Cette adaptabilité s’applique bien entendu également aux troubles présentés par le·la patient·e. Enchaîner les séances toutes les 30 minutes, avec des troubles très variés, nécessite une remise en question et une adaptabilité permanente.

Empathie

Je cite ici Matthieu Ricard : « L’empathie est la capacité d’entrer en résonance affective avec les sentiments d’autrui et de prendre conscience cognitivement de sa situation. L’empathie nous alerte en particulier sur la nature et l’intensité des souffrances éprouvées par autrui. […] L’empathie peut conduire à une motivation altruiste, mais elle peut aussi, quand on se trouve confronté aux souffrances d’autrui, engendrer un sentiment de détresse et d’évitement qui incite à se replier sur soi-même ou à se détourner des souffrances dont on est témoin.  »

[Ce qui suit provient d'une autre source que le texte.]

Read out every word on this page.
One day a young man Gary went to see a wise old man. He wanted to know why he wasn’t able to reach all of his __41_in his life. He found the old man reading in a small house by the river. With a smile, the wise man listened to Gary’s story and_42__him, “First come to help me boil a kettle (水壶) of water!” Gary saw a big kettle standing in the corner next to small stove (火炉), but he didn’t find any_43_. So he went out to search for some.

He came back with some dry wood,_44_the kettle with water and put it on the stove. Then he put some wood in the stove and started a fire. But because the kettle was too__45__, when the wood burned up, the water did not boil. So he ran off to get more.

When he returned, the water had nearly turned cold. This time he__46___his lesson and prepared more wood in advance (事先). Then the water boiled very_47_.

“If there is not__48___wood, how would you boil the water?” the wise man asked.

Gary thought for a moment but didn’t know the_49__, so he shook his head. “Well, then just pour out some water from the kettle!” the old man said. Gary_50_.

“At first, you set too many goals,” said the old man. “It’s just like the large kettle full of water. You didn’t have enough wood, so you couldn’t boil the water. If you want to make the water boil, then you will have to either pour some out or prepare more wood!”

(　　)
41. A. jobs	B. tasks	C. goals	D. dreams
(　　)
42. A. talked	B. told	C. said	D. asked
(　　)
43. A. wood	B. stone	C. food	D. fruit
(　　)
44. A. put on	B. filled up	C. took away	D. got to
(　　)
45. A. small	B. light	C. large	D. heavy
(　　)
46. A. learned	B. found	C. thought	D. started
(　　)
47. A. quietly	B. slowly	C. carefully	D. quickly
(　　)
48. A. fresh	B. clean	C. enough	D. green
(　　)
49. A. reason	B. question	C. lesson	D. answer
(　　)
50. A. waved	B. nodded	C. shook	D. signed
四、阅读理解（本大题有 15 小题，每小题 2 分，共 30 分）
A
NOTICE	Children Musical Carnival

Je dirais qu’en tant qu’orthophoniste on serait plutôt sur le registre de la compassion, de l’altruisme, de la sollicitude. L’idée n’est pas de souffrir avec nos patients, mais plutôt de pouvoir prendre du recul, et de pouvoir aider par notre expertise et notre accompagnement, en étant sur une tonalité émotionnelle différente et en gardant notre distance de soignant.